Measurements are normalized before the language-specific normalizer and before acronym expansion to prevent units like "km" from being split into "k m".

Supported Units

Distance

Unit English Malay
km kilometers kilometer
m meters meter
cm centimeters sentimeter
mm millimeters milimeter
mi miles batu
ft feet kaki
in inches inci
yd yards ela
batu miles batu
kaki feet kaki
inci inches inci

Volume

Unit English Malay
ml milliliters mililiter
l liters liter
gal gallons gelen

Weight

Unit English Malay
kg kilograms kilogram
g grams gram
mg milligrams miligram
lb pounds paun
oz ounces auns

Duration

Unit English Malay
hour / hours hour / hours jam
minute / minutes minute / minutes minit
second / seconds second / second saat
jam hours jam
minit minutes minit
saat seconds saat

Area

Unit English Malay
sq ft / sqft square feet kaki persegi

Examples

Distance

from revo_norm import normalize_text

# English
normalize_text("5km away", language="en")
# "five kilometers away"

normalize_text("100m sprint", language="en")
# "one hundred meters sprint"

normalize_text("30mi drive", language="en")
# "thirty miles drive"

# Malay
normalize_text("5km jauh", language="ms")
# "lima kilometer jauh"

normalize_text("100m lari", language="ms")
# "seratus meter lari"

Volume

# English
normalize_text("500ml bottle", language="en")
# "five hundred milliliters bottle"

normalize_text("2l jug", language="en")
# "two liters jug"

# Malay
normalize_text("500ml botol", language="ms")
# "lima ratus mililiter botol"

Weight

# English
normalize_text("75kg person", language="en")
# "seventy five kilograms person"

normalize_text("500g flour", language="en")
# "five hundred grams flour"

# Malay
normalize_text("75kg orang", language="ms")
# "tujuh puluh lima kilogram orang"

normalize_text("500g tepung", language="ms")
# "lima ratus gram tepung"

Duration

# English
normalize_text("5 hours to complete", language="en")
# "five hours to complete"

normalize_text("30 minutes wait", language="en")
# "thirty minutes wait"

# Malay
normalize_text("5 jam untuk siap", language="ms")
# "lima jam untuk siap"

normalize_text("30 minit tunggu", language="ms")
# "tiga puluh minit tunggu"

Area

# English
normalize_text("1000 sq ft apartment", language="en")
# "one thousand square feet apartment"

# Malay
normalize_text("1000 sq ft pangsapuri", language="ms")
# "seribu kaki persegi pangsapuri"

Decimal Values

Measurements support decimal values.
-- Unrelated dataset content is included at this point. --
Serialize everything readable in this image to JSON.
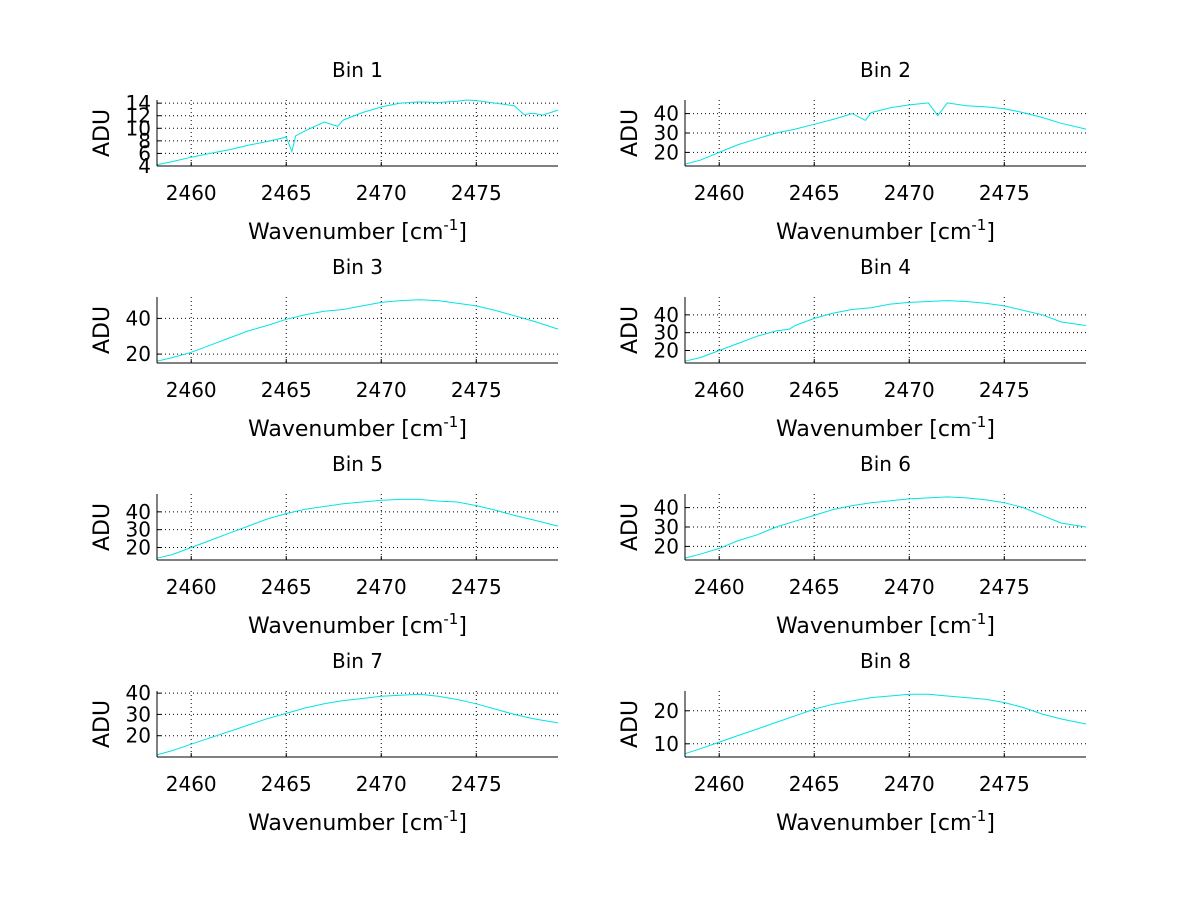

Commas in numbers are converted to decimal points.

normalize_text("1,5km away", language="en")
# "one point five kilometers away"

normalize_text("2.5kg of rice", language="en")
# "two point five kilograms of rice"

How to Disable

from revo_norm import normalize_text

# Disable measurement normalization
result = normalize_text("5km away", language="en", disable=["measurements"])
# "five k m away"  (number normalized, but unit split by acronym expander)
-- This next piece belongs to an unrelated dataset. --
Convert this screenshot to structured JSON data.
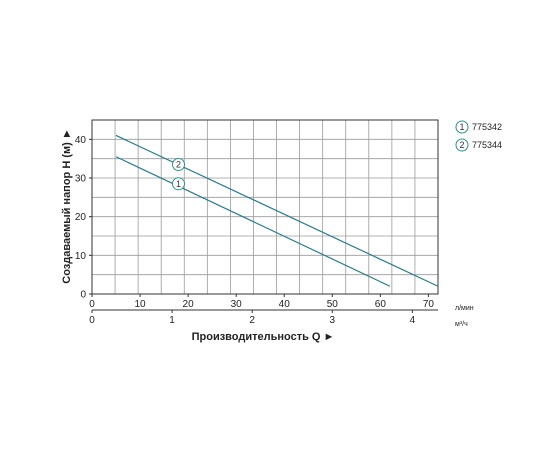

# Use minimal profile (measurements not normalized)
result = normalize_text("5km away", language="en", profile="minimal")
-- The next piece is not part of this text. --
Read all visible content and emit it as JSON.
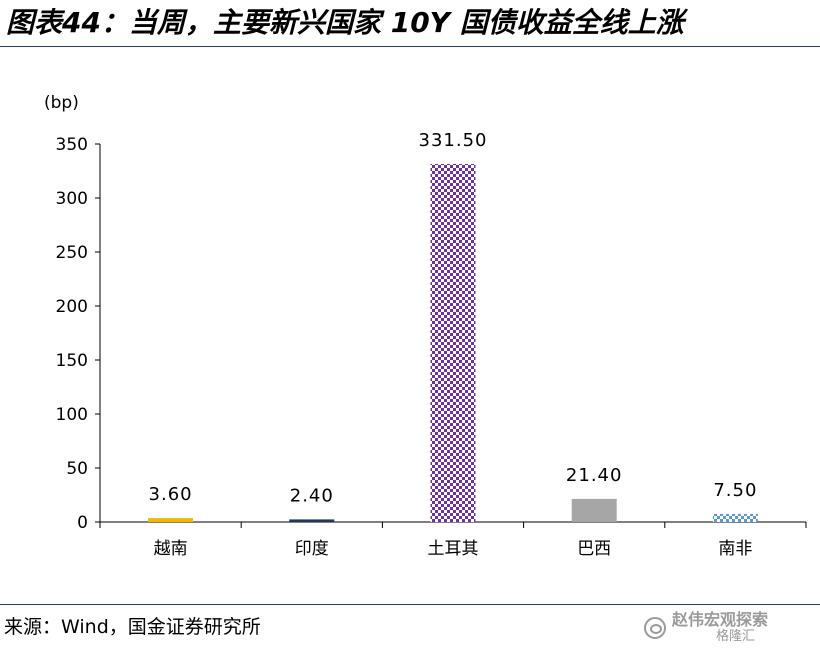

When measurements are disabled, the unit abbreviation may still be split by the acronym expander in a subsequent step (e.g., "km" becomes "k m").

Edge Cases

  • Case insensitivity: Both 5KM and 5km are recognized.
  • Space between number and unit: Both 5km and 5 km are handled.
  • Negative values: -5C is handled (primarily for temperature, but the measurement pattern also supports negative values).
  • Duration English/Malay cross-use: Malay duration words (jam, minit, saat) are recognized in both English and Malay contexts.
  • No area unit for sq m: Currently only sq ft / sqft is supported for area. Square meters and other area units are not handled.
  • Unit after number-to-words: Measurement normalization runs before the language normalizer, so the numeric value is still in digit form when matched. The language normalizer then converts the spoken number to words.